The onRetry is called when the retry policy is triggered but before the sleep duration. The delegate receives the retryCount. So to be able to connect / relate separate log entries of the same request you need to use some sort of correlation id. The simplest way to have one can be coded like this:

public static class ContextExtensions
{
    private const string Key = "CorrelationId";

    public static Context SetCorrelation(this Context context, Guid? id = null)
    {
        context[Key] = id ?? Guid.NewGuid();
        return context;
    }

    public static Guid? GetCorrelation(this Context context)
    {
        if (!context.TryGetValue(Key, out var id))
            return null;

        if (id is Guid correlation)
            return correlation;

        return null;
    }
}

Here is a simplified example:
The to be executed method

private async Task<string> Test() 
{ 
    await Task.Delay(1000); 
    throw new CustomException(""); 
}

The policy

var retryPolicy = Policy<string>
    .Handle<CustomException>()
    .WaitAndRetryAsync(5, _ => TimeSpan.FromSeconds(1),
        (result, delay, retryCount, context) =>
        {
            var id = context.GetCorrelation();
            Console.WriteLine($"{id} - #{retryCount} retry.");
        });

The usage

var context = new Context().SetCorrelation();
try
{
    await retryPolicy.ExecuteAsync(async (ctx) => await Test(), context);
}
catch (CustomException)
{
    Console.WriteLine($"{context.GetCorrelation()} - All retry has been failed.");
}

The sample output

3319cf18-5e31-40e0-8faf-1fba0517f80d - #1 retry.
3319cf18-5e31-40e0-8faf-1fba0517f80d - #2 retry.
3319cf18-5e31-40e0-8faf-1fba0517f80d - #3 retry.
3319cf18-5e31-40e0-8faf-1fba0517f80d - #4 retry.
3319cf18-5e31-40e0-8faf-1fba0517f80d - #5 retry.
3319cf18-5e31-40e0-8faf-1fba0517f80d - All retry has been failed.

Fallback

As it was being said whenever the policy can't succeed then it will re-throw the handled exception. In other words if a policy fails then it escalates the problem to the next level (next outer policy).

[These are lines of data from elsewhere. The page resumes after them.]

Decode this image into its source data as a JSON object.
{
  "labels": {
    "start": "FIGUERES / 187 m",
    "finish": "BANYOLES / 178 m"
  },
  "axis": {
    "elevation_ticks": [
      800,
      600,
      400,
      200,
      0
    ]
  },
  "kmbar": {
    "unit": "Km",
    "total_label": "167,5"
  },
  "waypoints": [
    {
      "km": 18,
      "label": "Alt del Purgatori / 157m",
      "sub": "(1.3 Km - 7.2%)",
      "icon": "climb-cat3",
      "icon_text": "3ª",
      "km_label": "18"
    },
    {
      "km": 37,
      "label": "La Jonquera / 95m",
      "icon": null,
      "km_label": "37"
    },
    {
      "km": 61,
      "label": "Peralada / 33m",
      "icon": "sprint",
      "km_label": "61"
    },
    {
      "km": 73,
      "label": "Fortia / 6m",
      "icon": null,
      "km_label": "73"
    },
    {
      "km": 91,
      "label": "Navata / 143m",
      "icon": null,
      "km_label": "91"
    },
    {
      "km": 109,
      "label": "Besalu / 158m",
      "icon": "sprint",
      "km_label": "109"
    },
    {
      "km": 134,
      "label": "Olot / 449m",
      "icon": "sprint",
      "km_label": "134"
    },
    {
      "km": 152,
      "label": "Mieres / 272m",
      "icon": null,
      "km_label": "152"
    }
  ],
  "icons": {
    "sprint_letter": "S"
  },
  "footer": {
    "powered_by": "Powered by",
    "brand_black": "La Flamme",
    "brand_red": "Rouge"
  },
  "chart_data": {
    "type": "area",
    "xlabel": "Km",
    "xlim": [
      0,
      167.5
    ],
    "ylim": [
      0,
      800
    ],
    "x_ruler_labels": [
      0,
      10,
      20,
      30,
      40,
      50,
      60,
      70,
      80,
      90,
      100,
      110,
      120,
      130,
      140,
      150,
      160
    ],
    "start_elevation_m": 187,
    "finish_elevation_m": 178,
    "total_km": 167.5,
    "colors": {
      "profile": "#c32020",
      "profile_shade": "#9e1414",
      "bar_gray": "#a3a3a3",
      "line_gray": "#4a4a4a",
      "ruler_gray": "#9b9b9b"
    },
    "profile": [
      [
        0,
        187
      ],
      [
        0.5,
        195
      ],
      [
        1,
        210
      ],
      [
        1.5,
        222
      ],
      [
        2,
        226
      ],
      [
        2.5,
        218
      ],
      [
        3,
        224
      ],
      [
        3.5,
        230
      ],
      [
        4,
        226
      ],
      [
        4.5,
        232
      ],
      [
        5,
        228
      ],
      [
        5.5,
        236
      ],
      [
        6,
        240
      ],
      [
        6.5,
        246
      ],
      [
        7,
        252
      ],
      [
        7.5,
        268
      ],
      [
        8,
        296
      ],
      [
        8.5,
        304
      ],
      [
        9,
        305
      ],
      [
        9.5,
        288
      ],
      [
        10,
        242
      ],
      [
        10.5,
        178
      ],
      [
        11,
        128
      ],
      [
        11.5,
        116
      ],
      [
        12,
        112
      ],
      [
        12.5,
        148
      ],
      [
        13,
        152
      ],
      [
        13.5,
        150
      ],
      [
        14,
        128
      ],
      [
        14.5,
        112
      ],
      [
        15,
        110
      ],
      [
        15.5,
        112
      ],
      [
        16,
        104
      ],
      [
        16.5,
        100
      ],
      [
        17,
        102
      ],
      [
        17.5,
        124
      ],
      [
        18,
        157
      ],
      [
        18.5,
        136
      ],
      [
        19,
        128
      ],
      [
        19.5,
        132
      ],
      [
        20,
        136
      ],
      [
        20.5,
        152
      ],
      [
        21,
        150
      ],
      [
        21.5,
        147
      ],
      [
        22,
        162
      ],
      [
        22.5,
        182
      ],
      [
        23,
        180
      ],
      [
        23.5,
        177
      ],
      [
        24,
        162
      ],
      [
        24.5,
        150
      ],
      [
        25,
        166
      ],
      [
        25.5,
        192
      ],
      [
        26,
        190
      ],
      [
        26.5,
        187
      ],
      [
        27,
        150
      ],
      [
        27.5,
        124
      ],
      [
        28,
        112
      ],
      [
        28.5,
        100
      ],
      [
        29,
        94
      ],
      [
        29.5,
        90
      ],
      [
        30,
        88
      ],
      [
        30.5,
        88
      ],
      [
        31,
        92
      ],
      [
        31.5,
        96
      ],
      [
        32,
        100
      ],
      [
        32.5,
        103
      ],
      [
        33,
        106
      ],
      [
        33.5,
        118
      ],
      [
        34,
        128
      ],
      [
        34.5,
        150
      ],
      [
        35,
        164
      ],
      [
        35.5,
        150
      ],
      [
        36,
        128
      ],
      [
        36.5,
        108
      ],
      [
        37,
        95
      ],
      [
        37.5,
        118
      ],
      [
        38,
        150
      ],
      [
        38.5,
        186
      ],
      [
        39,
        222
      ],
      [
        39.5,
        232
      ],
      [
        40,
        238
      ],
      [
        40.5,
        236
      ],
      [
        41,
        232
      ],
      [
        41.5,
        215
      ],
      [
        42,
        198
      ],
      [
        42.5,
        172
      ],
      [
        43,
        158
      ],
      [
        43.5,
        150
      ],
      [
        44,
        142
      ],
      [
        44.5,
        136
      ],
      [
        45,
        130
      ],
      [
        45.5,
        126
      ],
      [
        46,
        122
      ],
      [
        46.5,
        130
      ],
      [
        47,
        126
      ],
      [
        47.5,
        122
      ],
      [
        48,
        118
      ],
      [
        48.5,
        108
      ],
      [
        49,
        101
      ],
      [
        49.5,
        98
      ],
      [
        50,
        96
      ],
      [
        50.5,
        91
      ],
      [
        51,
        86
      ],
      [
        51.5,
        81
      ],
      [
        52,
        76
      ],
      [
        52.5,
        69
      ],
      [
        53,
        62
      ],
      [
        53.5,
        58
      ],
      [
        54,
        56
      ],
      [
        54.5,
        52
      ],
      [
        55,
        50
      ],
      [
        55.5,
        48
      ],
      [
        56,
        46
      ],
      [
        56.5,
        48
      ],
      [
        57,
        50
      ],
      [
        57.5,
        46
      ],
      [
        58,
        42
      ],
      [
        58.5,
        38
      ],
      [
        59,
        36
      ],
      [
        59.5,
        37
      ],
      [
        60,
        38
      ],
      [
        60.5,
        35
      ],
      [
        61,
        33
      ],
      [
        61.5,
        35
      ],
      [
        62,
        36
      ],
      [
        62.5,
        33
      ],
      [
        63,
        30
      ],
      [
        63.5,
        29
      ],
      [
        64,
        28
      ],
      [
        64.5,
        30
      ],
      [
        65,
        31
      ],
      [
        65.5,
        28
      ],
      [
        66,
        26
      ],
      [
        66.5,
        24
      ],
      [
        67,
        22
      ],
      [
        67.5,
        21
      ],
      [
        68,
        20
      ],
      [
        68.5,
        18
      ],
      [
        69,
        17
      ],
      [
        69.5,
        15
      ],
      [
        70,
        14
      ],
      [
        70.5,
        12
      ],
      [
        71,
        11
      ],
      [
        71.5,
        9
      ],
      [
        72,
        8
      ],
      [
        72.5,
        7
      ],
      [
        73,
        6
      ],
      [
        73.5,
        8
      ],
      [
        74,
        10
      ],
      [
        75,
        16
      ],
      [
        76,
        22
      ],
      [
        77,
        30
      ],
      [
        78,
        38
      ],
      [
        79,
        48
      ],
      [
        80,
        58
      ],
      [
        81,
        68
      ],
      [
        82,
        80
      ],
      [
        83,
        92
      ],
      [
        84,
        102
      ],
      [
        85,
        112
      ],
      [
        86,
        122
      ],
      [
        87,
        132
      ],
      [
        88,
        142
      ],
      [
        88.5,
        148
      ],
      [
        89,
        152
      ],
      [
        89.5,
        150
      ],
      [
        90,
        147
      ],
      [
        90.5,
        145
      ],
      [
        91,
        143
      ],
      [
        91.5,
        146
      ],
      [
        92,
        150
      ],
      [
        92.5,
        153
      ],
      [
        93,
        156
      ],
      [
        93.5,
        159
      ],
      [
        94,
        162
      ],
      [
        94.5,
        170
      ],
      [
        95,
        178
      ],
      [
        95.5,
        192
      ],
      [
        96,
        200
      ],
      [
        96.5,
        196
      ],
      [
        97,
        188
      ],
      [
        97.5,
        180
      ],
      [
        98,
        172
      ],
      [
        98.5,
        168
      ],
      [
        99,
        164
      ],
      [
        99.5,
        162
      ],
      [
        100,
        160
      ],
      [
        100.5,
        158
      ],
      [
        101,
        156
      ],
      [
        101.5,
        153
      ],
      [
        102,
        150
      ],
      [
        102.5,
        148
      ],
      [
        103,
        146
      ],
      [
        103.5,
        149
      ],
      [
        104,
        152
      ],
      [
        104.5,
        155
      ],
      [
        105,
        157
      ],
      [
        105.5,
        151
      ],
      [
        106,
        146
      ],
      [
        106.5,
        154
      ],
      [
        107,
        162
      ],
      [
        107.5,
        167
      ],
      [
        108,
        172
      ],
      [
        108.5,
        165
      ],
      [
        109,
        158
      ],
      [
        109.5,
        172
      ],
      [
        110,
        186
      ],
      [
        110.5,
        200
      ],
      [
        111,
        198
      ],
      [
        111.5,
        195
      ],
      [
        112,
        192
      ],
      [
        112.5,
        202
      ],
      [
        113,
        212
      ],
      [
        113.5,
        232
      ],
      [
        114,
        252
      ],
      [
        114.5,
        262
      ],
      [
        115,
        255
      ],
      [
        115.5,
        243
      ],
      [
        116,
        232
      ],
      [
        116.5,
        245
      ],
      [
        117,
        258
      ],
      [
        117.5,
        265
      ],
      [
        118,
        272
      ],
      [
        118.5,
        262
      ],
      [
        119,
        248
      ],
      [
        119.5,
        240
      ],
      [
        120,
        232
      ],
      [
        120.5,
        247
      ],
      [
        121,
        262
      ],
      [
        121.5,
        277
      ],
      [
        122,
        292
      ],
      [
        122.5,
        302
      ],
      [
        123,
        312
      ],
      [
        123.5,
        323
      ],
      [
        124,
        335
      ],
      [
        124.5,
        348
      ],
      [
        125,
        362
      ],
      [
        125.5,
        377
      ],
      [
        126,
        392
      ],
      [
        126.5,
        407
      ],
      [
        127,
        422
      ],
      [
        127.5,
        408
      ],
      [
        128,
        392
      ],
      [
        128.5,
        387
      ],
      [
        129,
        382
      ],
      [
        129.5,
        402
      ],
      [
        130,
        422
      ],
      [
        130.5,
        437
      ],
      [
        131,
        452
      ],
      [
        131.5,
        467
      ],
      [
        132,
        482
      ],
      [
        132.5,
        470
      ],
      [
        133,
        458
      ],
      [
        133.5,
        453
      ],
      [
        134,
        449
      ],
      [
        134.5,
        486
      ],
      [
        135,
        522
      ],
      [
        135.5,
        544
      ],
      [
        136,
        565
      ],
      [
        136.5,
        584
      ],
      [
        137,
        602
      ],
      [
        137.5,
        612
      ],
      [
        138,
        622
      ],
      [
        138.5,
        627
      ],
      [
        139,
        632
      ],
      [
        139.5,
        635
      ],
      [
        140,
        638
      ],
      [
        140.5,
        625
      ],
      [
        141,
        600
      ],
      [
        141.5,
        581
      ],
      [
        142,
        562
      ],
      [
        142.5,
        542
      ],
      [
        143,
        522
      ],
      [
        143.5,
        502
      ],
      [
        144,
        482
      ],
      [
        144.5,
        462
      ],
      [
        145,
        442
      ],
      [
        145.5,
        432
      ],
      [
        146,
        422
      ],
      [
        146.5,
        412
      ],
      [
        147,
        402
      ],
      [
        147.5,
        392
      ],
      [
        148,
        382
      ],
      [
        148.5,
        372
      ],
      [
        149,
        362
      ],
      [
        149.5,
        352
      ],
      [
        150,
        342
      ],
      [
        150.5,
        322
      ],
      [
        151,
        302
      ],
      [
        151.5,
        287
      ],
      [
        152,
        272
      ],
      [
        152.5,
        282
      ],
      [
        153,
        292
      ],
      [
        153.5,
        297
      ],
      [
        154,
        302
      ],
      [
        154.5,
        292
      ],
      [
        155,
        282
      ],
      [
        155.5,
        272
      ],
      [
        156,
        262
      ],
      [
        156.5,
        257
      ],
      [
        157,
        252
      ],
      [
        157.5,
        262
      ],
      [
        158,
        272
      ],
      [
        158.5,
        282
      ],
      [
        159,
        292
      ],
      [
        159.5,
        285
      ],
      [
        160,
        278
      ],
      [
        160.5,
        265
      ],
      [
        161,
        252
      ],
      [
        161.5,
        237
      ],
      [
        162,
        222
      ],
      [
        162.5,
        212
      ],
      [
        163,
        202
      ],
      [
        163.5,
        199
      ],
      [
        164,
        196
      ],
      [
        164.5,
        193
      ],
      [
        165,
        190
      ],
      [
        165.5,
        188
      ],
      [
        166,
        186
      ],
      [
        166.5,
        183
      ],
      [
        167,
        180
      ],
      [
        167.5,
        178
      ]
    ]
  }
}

Here is a simplified example:
The policy

var fallbackPolicy = Policy<string>
    .Handle<CustomException>()
    .FallbackAsync(async (result, ctx, ct) =>
    {
        await Task.FromException<CustomException>(result.Exception);
        return result.Result; //it will never be executed << just to compile
    }, 
    (result, ctx) =>
    {
        Console.WriteLine($"{ctx.GetCorrelation()} - All retry has been failed.");
        return Task.CompletedTask;
    });

The usage

var context = new Context().SetCorrelation();
try
{
    var strategy = Policy.WrapAsync(fallbackPolicy, retryPolicy);  
    await strategy.ExecuteAsync(async (ctx) => await Test(), context);
}
catch (CustomException)
{
    Console.WriteLine($"{context.GetCorrelation()} - All policies failed.");
}

The sample output

169a270e-acf7-45fd-8036-9bd1c034c5d6 - #1 retry.
169a270e-acf7-45fd-8036-9bd1c034c5d6 - #2 retry.
169a270e-acf7-45fd-8036-9bd1c034c5d6 - #3 retry.
169a270e-acf7-45fd-8036-9bd1c034c5d6 - #4 retry.
169a270e-acf7-45fd-8036-9bd1c034c5d6 - #5 retry.
169a270e-acf7-45fd-8036-9bd1c034c5d6 - All retry has been failed.
169a270e-acf7-45fd-8036-9bd1c034c5d6 - All policies failed.